Discipline- having the self-control and the motivation to complete your task in realising your goal, it can also help you maintain focus when facing problems and obstacles, also it helps you keep calm and collected in dangerous and unexpected circumstances

Determination- this is extremely important to your success. If you don’t have the desire, or the drive to do something, then you simply won’t do it.

WHY HAVE YOU DECIDED TO DONATE FUNDS RAISED FOR YOUR CLIMB TO PATHFINDERS?

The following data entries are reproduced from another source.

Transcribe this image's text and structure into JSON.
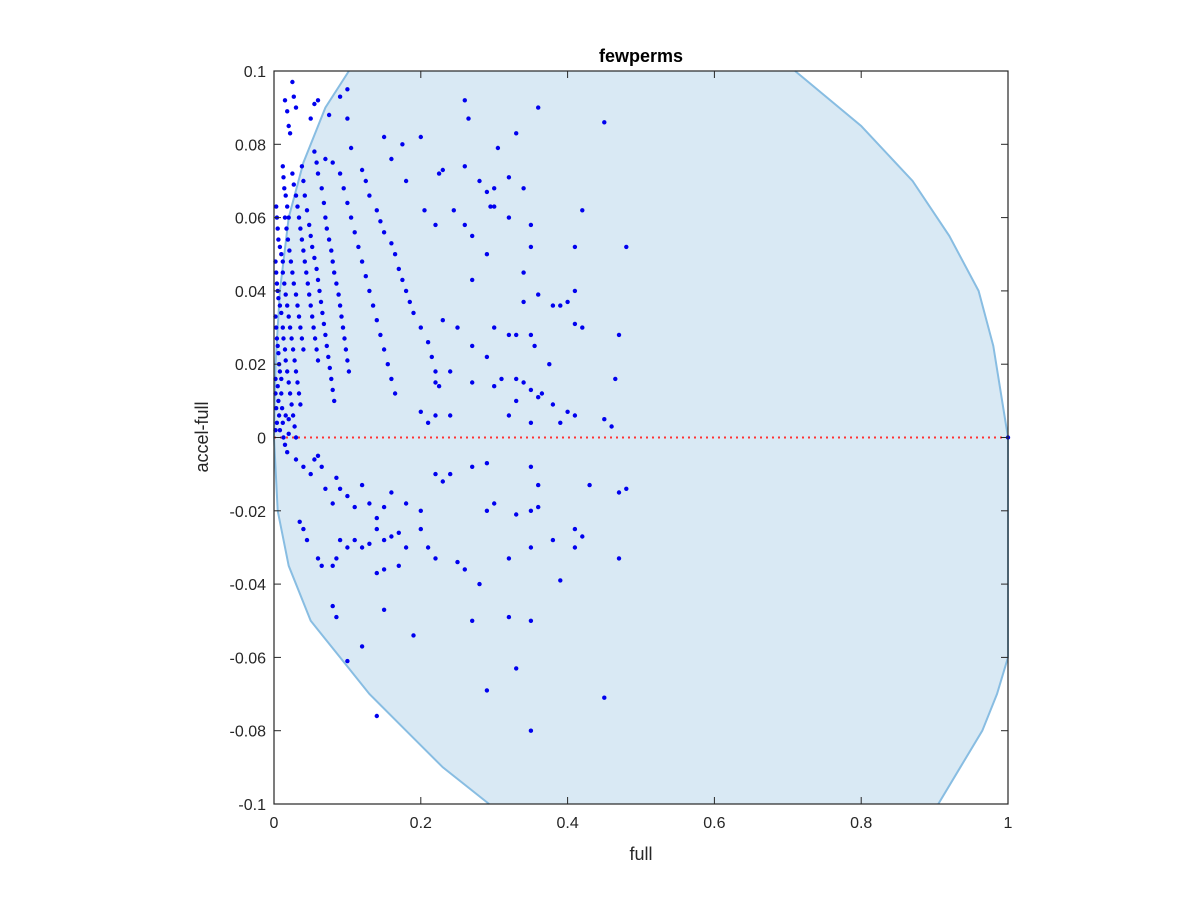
{
  "chart_data": {
    "type": "scatter",
    "title": "fewperms",
    "xlabel": "full",
    "ylabel": "accel-full",
    "xlim": [
      0,
      1
    ],
    "ylim": [
      -0.1,
      0.1
    ],
    "xticks": [
      0,
      0.2,
      0.4,
      0.6,
      0.8,
      1
    ],
    "xtick_labels": [
      "0",
      "0.2",
      "0.4",
      "0.6",
      "0.8",
      "1"
    ],
    "yticks": [
      -0.1,
      -0.08,
      -0.06,
      -0.04,
      -0.02,
      0,
      0.02,
      0.04,
      0.06,
      0.08,
      0.1
    ],
    "ytick_labels": [
      "-0.1",
      "-0.08",
      "-0.06",
      "-0.04",
      "-0.02",
      "0",
      "0.02",
      "0.04",
      "0.06",
      "0.08",
      "0.1"
    ],
    "grid": false,
    "colors": {
      "points": "#0000ee",
      "region_fill": "#d9e9f4",
      "region_edge": "#88bde2",
      "zero_line": "#ff3333",
      "axes": "#262626"
    },
    "reference_line": {
      "y": 0,
      "style": "dotted"
    },
    "region": {
      "left_boundary": [
        [
          0.102,
          0.1
        ],
        [
          0.07,
          0.09
        ],
        [
          0.04,
          0.075
        ],
        [
          0.02,
          0.06
        ],
        [
          0.008,
          0.04
        ],
        [
          0.002,
          0.02
        ],
        [
          0,
          0
        ],
        [
          0.005,
          -0.02
        ],
        [
          0.02,
          -0.035
        ],
        [
          0.05,
          -0.05
        ],
        [
          0.09,
          -0.06
        ],
        [
          0.13,
          -0.07
        ],
        [
          0.18,
          -0.08
        ],
        [
          0.23,
          -0.09
        ],
        [
          0.293,
          -0.1
        ]
      ],
      "right_boundary": [
        [
          0.71,
          0.1
        ],
        [
          0.8,
          0.085
        ],
        [
          0.87,
          0.07
        ],
        [
          0.92,
          0.055
        ],
        [
          0.96,
          0.04
        ],
        [
          0.98,
          0.025
        ],
        [
          1,
          0
        ],
        [
          1,
          -0.06
        ],
        [
          0.985,
          -0.07
        ],
        [
          0.965,
          -0.08
        ],
        [
          0.935,
          -0.09
        ],
        [
          0.905,
          -0.1
        ]
      ]
    },
    "points": [
      [
        0.002,
        0.016
      ],
      [
        0.002,
        0.012
      ],
      [
        0.003,
        0.008
      ],
      [
        0.004,
        0.004
      ],
      [
        0.002,
        0.002
      ],
      [
        0.005,
        0.014
      ],
      [
        0.006,
        0.01
      ],
      [
        0.007,
        0.006
      ],
      [
        0.008,
        0.002
      ],
      [
        0.01,
        0.012
      ],
      [
        0.011,
        0.008
      ],
      [
        0.012,
        0.004
      ],
      [
        0.013,
        0
      ],
      [
        0.015,
        -0.002
      ],
      [
        0.016,
        0.006
      ],
      [
        0.018,
        -0.004
      ],
      [
        0.02,
        0.001
      ],
      [
        0.02,
        0.005
      ],
      [
        0.002,
        0.033
      ],
      [
        0.003,
        0.03
      ],
      [
        0.004,
        0.027
      ],
      [
        0.005,
        0.025
      ],
      [
        0.006,
        0.023
      ],
      [
        0.007,
        0.02
      ],
      [
        0.008,
        0.018
      ],
      [
        0.01,
        0.016
      ],
      [
        0.012,
        0.03
      ],
      [
        0.013,
        0.027
      ],
      [
        0.015,
        0.024
      ],
      [
        0.016,
        0.021
      ],
      [
        0.018,
        0.018
      ],
      [
        0.02,
        0.015
      ],
      [
        0.022,
        0.012
      ],
      [
        0.024,
        0.009
      ],
      [
        0.026,
        0.006
      ],
      [
        0.028,
        0.003
      ],
      [
        0.03,
        0
      ],
      [
        0.002,
        0.048
      ],
      [
        0.003,
        0.045
      ],
      [
        0.004,
        0.042
      ],
      [
        0.005,
        0.04
      ],
      [
        0.006,
        0.038
      ],
      [
        0.008,
        0.036
      ],
      [
        0.01,
        0.034
      ],
      [
        0.012,
        0.045
      ],
      [
        0.014,
        0.042
      ],
      [
        0.016,
        0.039
      ],
      [
        0.018,
        0.036
      ],
      [
        0.02,
        0.033
      ],
      [
        0.022,
        0.03
      ],
      [
        0.024,
        0.027
      ],
      [
        0.026,
        0.024
      ],
      [
        0.028,
        0.021
      ],
      [
        0.03,
        0.018
      ],
      [
        0.032,
        0.015
      ],
      [
        0.034,
        0.012
      ],
      [
        0.036,
        0.009
      ],
      [
        0.003,
        0.063
      ],
      [
        0.004,
        0.06
      ],
      [
        0.005,
        0.057
      ],
      [
        0.006,
        0.054
      ],
      [
        0.008,
        0.052
      ],
      [
        0.01,
        0.05
      ],
      [
        0.012,
        0.048
      ],
      [
        0.015,
        0.06
      ],
      [
        0.017,
        0.057
      ],
      [
        0.019,
        0.054
      ],
      [
        0.021,
        0.051
      ],
      [
        0.023,
        0.048
      ],
      [
        0.025,
        0.045
      ],
      [
        0.027,
        0.042
      ],
      [
        0.03,
        0.039
      ],
      [
        0.032,
        0.036
      ],
      [
        0.034,
        0.033
      ],
      [
        0.036,
        0.03
      ],
      [
        0.038,
        0.027
      ],
      [
        0.04,
        0.024
      ],
      [
        0.012,
        0.074
      ],
      [
        0.013,
        0.071
      ],
      [
        0.014,
        0.068
      ],
      [
        0.016,
        0.066
      ],
      [
        0.018,
        0.063
      ],
      [
        0.02,
        0.06
      ],
      [
        0.025,
        0.072
      ],
      [
        0.027,
        0.069
      ],
      [
        0.03,
        0.066
      ],
      [
        0.032,
        0.063
      ],
      [
        0.034,
        0.06
      ],
      [
        0.036,
        0.057
      ],
      [
        0.038,
        0.054
      ],
      [
        0.04,
        0.051
      ],
      [
        0.042,
        0.048
      ],
      [
        0.044,
        0.045
      ],
      [
        0.046,
        0.042
      ],
      [
        0.048,
        0.039
      ],
      [
        0.05,
        0.036
      ],
      [
        0.052,
        0.033
      ],
      [
        0.054,
        0.03
      ],
      [
        0.056,
        0.027
      ],
      [
        0.058,
        0.024
      ],
      [
        0.06,
        0.021
      ],
      [
        0.02,
        0.085
      ],
      [
        0.022,
        0.083
      ],
      [
        0.015,
        0.092
      ],
      [
        0.018,
        0.089
      ],
      [
        0.025,
        0.097
      ],
      [
        0.027,
        0.093
      ],
      [
        0.03,
        0.09
      ],
      [
        0.05,
        0.087
      ],
      [
        0.055,
        0.091
      ],
      [
        0.06,
        0.092
      ],
      [
        0.075,
        0.088
      ],
      [
        0.09,
        0.093
      ],
      [
        0.1,
        0.087
      ],
      [
        0.1,
        0.095
      ],
      [
        0.105,
        0.079
      ],
      [
        0.038,
        0.074
      ],
      [
        0.04,
        0.07
      ],
      [
        0.042,
        0.066
      ],
      [
        0.045,
        0.062
      ],
      [
        0.048,
        0.058
      ],
      [
        0.05,
        0.055
      ],
      [
        0.052,
        0.052
      ],
      [
        0.055,
        0.049
      ],
      [
        0.058,
        0.046
      ],
      [
        0.06,
        0.043
      ],
      [
        0.062,
        0.04
      ],
      [
        0.064,
        0.037
      ],
      [
        0.066,
        0.034
      ],
      [
        0.068,
        0.031
      ],
      [
        0.07,
        0.028
      ],
      [
        0.072,
        0.025
      ],
      [
        0.074,
        0.022
      ],
      [
        0.076,
        0.019
      ],
      [
        0.078,
        0.016
      ],
      [
        0.08,
        0.013
      ],
      [
        0.082,
        0.01
      ],
      [
        0.055,
        0.078
      ],
      [
        0.058,
        0.075
      ],
      [
        0.06,
        0.072
      ],
      [
        0.065,
        0.068
      ],
      [
        0.068,
        0.064
      ],
      [
        0.07,
        0.06
      ],
      [
        0.072,
        0.057
      ],
      [
        0.075,
        0.054
      ],
      [
        0.078,
        0.051
      ],
      [
        0.08,
        0.048
      ],
      [
        0.082,
        0.045
      ],
      [
        0.085,
        0.042
      ],
      [
        0.088,
        0.039
      ],
      [
        0.09,
        0.036
      ],
      [
        0.092,
        0.033
      ],
      [
        0.094,
        0.03
      ],
      [
        0.096,
        0.027
      ],
      [
        0.098,
        0.024
      ],
      [
        0.1,
        0.021
      ],
      [
        0.102,
        0.018
      ],
      [
        0.07,
        0.076
      ],
      [
        0.08,
        0.075
      ],
      [
        0.09,
        0.072
      ],
      [
        0.095,
        0.068
      ],
      [
        0.1,
        0.064
      ],
      [
        0.105,
        0.06
      ],
      [
        0.11,
        0.056
      ],
      [
        0.115,
        0.052
      ],
      [
        0.12,
        0.048
      ],
      [
        0.125,
        0.044
      ],
      [
        0.13,
        0.04
      ],
      [
        0.135,
        0.036
      ],
      [
        0.14,
        0.032
      ],
      [
        0.145,
        0.028
      ],
      [
        0.15,
        0.024
      ],
      [
        0.155,
        0.02
      ],
      [
        0.16,
        0.016
      ],
      [
        0.165,
        0.012
      ],
      [
        0.12,
        0.073
      ],
      [
        0.125,
        0.07
      ],
      [
        0.13,
        0.066
      ],
      [
        0.14,
        0.062
      ],
      [
        0.145,
        0.059
      ],
      [
        0.15,
        0.056
      ],
      [
        0.16,
        0.053
      ],
      [
        0.165,
        0.05
      ],
      [
        0.17,
        0.046
      ],
      [
        0.175,
        0.043
      ],
      [
        0.18,
        0.04
      ],
      [
        0.185,
        0.037
      ],
      [
        0.19,
        0.034
      ],
      [
        0.2,
        0.03
      ],
      [
        0.21,
        0.026
      ],
      [
        0.215,
        0.022
      ],
      [
        0.22,
        0.018
      ],
      [
        0.225,
        0.014
      ],
      [
        0.15,
        0.082
      ],
      [
        0.16,
        0.076
      ],
      [
        0.175,
        0.08
      ],
      [
        0.18,
        0.07
      ],
      [
        0.2,
        0.082
      ],
      [
        0.205,
        0.062
      ],
      [
        0.22,
        0.058
      ],
      [
        0.225,
        0.072
      ],
      [
        0.23,
        0.073
      ],
      [
        0.245,
        0.062
      ],
      [
        0.26,
        0.074
      ],
      [
        0.26,
        0.092
      ],
      [
        0.265,
        0.087
      ],
      [
        0.28,
        0.07
      ],
      [
        0.29,
        0.067
      ],
      [
        0.295,
        0.063
      ],
      [
        0.3,
        0.068
      ],
      [
        0.305,
        0.079
      ],
      [
        0.32,
        0.071
      ],
      [
        0.33,
        0.083
      ],
      [
        0.34,
        0.068
      ],
      [
        0.36,
        0.09
      ],
      [
        0.41,
        0.052
      ],
      [
        0.42,
        0.062
      ],
      [
        0.45,
        0.086
      ],
      [
        0.48,
        0.052
      ],
      [
        0.26,
        0.058
      ],
      [
        0.27,
        0.055
      ],
      [
        0.29,
        0.05
      ],
      [
        0.3,
        0.063
      ],
      [
        0.32,
        0.06
      ],
      [
        0.35,
        0.052
      ],
      [
        0.35,
        0.058
      ],
      [
        0.34,
        0.045
      ],
      [
        0.34,
        0.037
      ],
      [
        0.27,
        0.043
      ],
      [
        0.36,
        0.039
      ],
      [
        0.38,
        0.036
      ],
      [
        0.39,
        0.036
      ],
      [
        0.4,
        0.037
      ],
      [
        0.41,
        0.04
      ],
      [
        0.41,
        0.031
      ],
      [
        0.42,
        0.03
      ],
      [
        0.23,
        0.032
      ],
      [
        0.25,
        0.03
      ],
      [
        0.27,
        0.025
      ],
      [
        0.3,
        0.03
      ],
      [
        0.32,
        0.028
      ],
      [
        0.33,
        0.028
      ],
      [
        0.35,
        0.028
      ],
      [
        0.355,
        0.025
      ],
      [
        0.375,
        0.02
      ],
      [
        0.47,
        0.028
      ],
      [
        0.22,
        0.015
      ],
      [
        0.24,
        0.018
      ],
      [
        0.27,
        0.015
      ],
      [
        0.29,
        0.022
      ],
      [
        0.3,
        0.014
      ],
      [
        0.31,
        0.016
      ],
      [
        0.33,
        0.016
      ],
      [
        0.34,
        0.015
      ],
      [
        0.35,
        0.013
      ],
      [
        0.36,
        0.011
      ],
      [
        0.365,
        0.012
      ],
      [
        0.38,
        0.009
      ],
      [
        0.39,
        0.004
      ],
      [
        0.4,
        0.007
      ],
      [
        0.41,
        0.006
      ],
      [
        0.45,
        0.005
      ],
      [
        0.46,
        0.003
      ],
      [
        0.465,
        0.016
      ],
      [
        0.35,
        0.004
      ],
      [
        0.32,
        0.006
      ],
      [
        0.33,
        0.01
      ],
      [
        0.24,
        0.006
      ],
      [
        0.22,
        0.006
      ],
      [
        0.21,
        0.004
      ],
      [
        0.2,
        0.007
      ],
      [
        0.03,
        -0.006
      ],
      [
        0.04,
        -0.008
      ],
      [
        0.05,
        -0.01
      ],
      [
        0.055,
        -0.006
      ],
      [
        0.06,
        -0.005
      ],
      [
        0.065,
        -0.008
      ],
      [
        0.07,
        -0.014
      ],
      [
        0.08,
        -0.018
      ],
      [
        0.085,
        -0.011
      ],
      [
        0.09,
        -0.014
      ],
      [
        0.1,
        -0.016
      ],
      [
        0.11,
        -0.019
      ],
      [
        0.12,
        -0.013
      ],
      [
        0.13,
        -0.018
      ],
      [
        0.14,
        -0.022
      ],
      [
        0.15,
        -0.019
      ],
      [
        0.16,
        -0.015
      ],
      [
        0.18,
        -0.018
      ],
      [
        0.2,
        -0.02
      ],
      [
        0.22,
        -0.01
      ],
      [
        0.23,
        -0.012
      ],
      [
        0.24,
        -0.01
      ],
      [
        0.27,
        -0.008
      ],
      [
        0.29,
        -0.007
      ],
      [
        0.3,
        -0.018
      ],
      [
        0.35,
        -0.008
      ],
      [
        0.36,
        -0.013
      ],
      [
        0.035,
        -0.023
      ],
      [
        0.04,
        -0.025
      ],
      [
        0.045,
        -0.028
      ],
      [
        0.06,
        -0.033
      ],
      [
        0.065,
        -0.035
      ],
      [
        0.08,
        -0.035
      ],
      [
        0.09,
        -0.028
      ],
      [
        0.1,
        -0.03
      ],
      [
        0.11,
        -0.028
      ],
      [
        0.12,
        -0.03
      ],
      [
        0.13,
        -0.029
      ],
      [
        0.14,
        -0.025
      ],
      [
        0.15,
        -0.028
      ],
      [
        0.16,
        -0.027
      ],
      [
        0.17,
        -0.026
      ],
      [
        0.18,
        -0.03
      ],
      [
        0.2,
        -0.025
      ],
      [
        0.21,
        -0.03
      ],
      [
        0.22,
        -0.033
      ],
      [
        0.25,
        -0.034
      ],
      [
        0.26,
        -0.036
      ],
      [
        0.28,
        -0.04
      ],
      [
        0.32,
        -0.033
      ],
      [
        0.35,
        -0.03
      ],
      [
        0.38,
        -0.028
      ],
      [
        0.41,
        -0.025
      ],
      [
        0.43,
        -0.013
      ],
      [
        0.42,
        -0.027
      ],
      [
        0.47,
        -0.015
      ],
      [
        0.48,
        -0.014
      ],
      [
        0.35,
        -0.02
      ],
      [
        0.36,
        -0.019
      ],
      [
        0.29,
        -0.02
      ],
      [
        0.33,
        -0.021
      ],
      [
        0.085,
        -0.033
      ],
      [
        0.14,
        -0.037
      ],
      [
        0.15,
        -0.036
      ],
      [
        0.17,
        -0.035
      ],
      [
        0.19,
        -0.054
      ],
      [
        0.08,
        -0.046
      ],
      [
        0.085,
        -0.049
      ],
      [
        0.1,
        -0.061
      ],
      [
        0.12,
        -0.057
      ],
      [
        0.15,
        -0.047
      ],
      [
        0.27,
        -0.05
      ],
      [
        0.32,
        -0.049
      ],
      [
        0.35,
        -0.05
      ],
      [
        0.33,
        -0.063
      ],
      [
        0.29,
        -0.069
      ],
      [
        0.39,
        -0.039
      ],
      [
        0.41,
        -0.03
      ],
      [
        0.47,
        -0.033
      ],
      [
        0.45,
        -0.071
      ],
      [
        0.14,
        -0.076
      ],
      [
        0.35,
        -0.08
      ]
    ],
    "extra_points": [
      [
        1,
        0
      ]
    ]
  }
}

I have always been very supportive of organisations who help the less privileged groups in our society, especially women and children. I watched the film The Helper Documentary where PathFinders helped and assisted the helpless Nurul and her daughter in their terrible circumstances in Hong Kong.They helped her get back her dignity and find her way home to Indonesia. Without the PathFinders’ assistance, I don’t know what would happened to her or others in similar situations.

For that, I am thankful for everything PathFinders does to help vulnerable women and children in our society. I want PathFinders’ mission and vision to continue and I would like to contribute whatever I can to show my support to PathFinders advocacy.

Please come with me in spirit and support my journey to the roof of the Middle East by donating to PathFinders and together let us make a difference we want to see in the world.